Every week, I will shine the spotlight on some of the best storytelling in the business and offer my comments. “3 Great Stories of the Week” will post every Monday at 8 AM.

I cannot remember the last time I traveled somewhere that had triple-digit weather.

But this past week, I took a two-day jaunt to Dallas for a story about the 50th anniversary of President John F. Kennedy’s assassination. It was a powerful experience … and hot, definitely hot.

Perhaps I am in a Dallas state of mind, but I chose two Dallas-related stories — one of which indirectly relates to JFK’s assassination — to lead off this week’s “3 Great Stories”. The final story takes us to the Twin Cities for a landmark moment, covered in tremendous fashion by the video wing at the area’s biggest newspaper.

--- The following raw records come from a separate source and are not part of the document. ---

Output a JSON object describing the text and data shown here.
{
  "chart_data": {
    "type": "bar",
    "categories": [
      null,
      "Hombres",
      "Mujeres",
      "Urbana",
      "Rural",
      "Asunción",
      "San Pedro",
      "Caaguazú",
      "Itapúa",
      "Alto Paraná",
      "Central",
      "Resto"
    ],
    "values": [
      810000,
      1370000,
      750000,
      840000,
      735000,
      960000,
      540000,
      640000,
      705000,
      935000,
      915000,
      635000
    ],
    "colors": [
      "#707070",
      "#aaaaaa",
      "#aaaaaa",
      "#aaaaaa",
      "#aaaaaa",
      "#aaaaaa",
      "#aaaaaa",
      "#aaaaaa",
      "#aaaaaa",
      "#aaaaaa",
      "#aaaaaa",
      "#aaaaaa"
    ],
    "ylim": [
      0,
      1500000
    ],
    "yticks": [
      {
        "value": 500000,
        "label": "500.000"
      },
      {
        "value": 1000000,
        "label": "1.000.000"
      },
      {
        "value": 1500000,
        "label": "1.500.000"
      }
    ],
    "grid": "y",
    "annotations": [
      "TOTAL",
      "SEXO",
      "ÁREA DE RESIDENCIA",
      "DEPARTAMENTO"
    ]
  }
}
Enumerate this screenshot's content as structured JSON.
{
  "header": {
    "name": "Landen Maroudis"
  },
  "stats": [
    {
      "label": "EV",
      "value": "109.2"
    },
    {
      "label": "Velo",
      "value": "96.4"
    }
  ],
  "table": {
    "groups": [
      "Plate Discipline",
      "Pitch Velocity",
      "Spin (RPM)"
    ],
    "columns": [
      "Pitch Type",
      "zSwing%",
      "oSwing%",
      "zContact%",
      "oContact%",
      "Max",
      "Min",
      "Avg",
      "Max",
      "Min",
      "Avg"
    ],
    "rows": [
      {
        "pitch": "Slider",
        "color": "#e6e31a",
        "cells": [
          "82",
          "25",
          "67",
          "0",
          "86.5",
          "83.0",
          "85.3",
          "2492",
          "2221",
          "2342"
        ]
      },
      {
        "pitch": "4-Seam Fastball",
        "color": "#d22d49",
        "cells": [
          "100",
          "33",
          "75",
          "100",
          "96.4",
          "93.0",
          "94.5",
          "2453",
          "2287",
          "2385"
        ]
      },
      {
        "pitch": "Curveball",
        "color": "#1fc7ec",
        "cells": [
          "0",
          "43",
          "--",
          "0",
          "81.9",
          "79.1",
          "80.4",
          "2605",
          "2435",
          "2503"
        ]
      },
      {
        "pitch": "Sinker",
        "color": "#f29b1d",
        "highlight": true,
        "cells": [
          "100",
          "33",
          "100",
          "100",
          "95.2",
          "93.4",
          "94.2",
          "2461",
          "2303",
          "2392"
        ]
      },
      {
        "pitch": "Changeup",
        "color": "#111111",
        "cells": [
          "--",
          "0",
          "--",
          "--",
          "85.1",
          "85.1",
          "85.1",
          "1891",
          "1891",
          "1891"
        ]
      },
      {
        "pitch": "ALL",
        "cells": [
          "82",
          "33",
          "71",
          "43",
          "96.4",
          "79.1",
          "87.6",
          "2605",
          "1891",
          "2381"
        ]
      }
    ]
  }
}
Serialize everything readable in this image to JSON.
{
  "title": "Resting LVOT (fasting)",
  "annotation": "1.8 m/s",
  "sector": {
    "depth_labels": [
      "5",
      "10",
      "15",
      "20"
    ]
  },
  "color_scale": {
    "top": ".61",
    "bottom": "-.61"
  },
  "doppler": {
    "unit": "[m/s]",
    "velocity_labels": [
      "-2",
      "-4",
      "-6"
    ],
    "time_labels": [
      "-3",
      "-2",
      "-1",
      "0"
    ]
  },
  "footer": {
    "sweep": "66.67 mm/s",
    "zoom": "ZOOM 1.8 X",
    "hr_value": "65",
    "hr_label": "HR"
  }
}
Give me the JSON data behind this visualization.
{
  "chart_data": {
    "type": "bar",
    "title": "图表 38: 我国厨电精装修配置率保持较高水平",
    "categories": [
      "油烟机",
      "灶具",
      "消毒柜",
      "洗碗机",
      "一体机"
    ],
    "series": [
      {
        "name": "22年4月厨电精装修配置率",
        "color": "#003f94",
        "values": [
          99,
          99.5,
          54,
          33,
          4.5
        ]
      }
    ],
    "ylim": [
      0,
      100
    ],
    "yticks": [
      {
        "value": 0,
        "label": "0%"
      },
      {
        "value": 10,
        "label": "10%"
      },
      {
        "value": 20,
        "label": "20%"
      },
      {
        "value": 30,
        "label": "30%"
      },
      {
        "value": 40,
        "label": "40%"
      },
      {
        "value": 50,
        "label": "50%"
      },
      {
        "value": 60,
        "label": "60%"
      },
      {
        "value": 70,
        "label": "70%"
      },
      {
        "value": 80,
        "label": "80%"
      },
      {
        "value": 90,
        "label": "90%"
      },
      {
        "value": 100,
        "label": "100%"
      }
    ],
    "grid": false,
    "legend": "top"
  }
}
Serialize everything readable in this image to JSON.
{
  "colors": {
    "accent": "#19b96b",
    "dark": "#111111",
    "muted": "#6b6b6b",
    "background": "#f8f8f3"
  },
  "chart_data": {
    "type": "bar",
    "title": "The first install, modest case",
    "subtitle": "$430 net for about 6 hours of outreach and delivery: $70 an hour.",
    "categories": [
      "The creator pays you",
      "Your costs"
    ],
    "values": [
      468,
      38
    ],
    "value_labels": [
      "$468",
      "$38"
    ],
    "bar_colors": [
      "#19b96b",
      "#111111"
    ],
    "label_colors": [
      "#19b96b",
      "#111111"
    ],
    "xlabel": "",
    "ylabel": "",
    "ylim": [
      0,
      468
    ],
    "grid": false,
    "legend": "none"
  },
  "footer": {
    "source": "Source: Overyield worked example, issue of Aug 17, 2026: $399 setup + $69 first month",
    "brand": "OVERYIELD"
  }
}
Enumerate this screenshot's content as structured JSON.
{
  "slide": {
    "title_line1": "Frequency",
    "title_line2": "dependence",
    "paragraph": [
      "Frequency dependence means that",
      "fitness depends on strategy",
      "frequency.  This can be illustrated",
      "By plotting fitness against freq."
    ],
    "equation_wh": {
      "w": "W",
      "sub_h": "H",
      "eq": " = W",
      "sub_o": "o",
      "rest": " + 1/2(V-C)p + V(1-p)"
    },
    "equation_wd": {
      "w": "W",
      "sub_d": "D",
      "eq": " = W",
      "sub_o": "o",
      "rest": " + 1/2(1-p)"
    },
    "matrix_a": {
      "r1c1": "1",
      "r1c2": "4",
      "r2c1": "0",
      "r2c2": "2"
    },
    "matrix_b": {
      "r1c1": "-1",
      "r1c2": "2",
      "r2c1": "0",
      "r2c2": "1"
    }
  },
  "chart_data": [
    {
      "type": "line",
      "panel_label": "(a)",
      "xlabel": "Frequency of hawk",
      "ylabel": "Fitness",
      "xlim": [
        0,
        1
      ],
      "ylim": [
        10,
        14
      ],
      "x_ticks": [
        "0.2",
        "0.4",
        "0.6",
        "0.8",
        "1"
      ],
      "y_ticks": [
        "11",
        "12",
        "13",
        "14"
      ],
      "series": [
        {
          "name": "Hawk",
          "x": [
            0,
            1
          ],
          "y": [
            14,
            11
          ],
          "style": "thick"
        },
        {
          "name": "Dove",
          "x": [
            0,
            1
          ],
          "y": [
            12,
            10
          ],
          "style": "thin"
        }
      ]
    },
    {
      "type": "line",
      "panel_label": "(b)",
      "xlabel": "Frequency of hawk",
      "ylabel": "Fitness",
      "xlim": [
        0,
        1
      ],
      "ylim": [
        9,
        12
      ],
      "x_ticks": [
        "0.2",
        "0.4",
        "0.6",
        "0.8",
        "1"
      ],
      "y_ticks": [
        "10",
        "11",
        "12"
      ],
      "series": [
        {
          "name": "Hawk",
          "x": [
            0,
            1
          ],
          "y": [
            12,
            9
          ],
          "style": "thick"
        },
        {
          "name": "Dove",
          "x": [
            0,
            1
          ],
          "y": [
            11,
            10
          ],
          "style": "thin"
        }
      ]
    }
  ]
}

All three stories features wide, multi-dimensional windows into their main characters.

Mystery from the grave behind Oswald’s, solved (8/9/13, New York Times): Among the circles of relevance surrounding JFK’s assassination, Nick Beef probably lands as far from the center as possible.

For nearly half a century, “Nick Beef” has simply been known as the name on the gravestone immediately beside that of Lee Harvey Oswald. No one was sure whether “Nick Beef” was an actual person, let alone whether said person was still alive.

Now, we know.

Nick Beef is alive, and he is actually a self-described “non-performing performance artist” living in New York. He reveals himself to Dan Barry of the New York Times; through Barry’s paragraphs, he comes off as quite the morbid soul.

Something else happens in Barry’s article. Dealing with a subject — the assassination — that has been dissected so many times through the years, Barry examines a man whose own story is relatively unremarkable. The mystery of Nick Beef winds up more fascinating than his emergence.

But Barry does not try to oversell his subject. He simply recounts Mr. Beef’s story in a way that allows us to get to know the man in question, and he solves an age-old mystery in the process.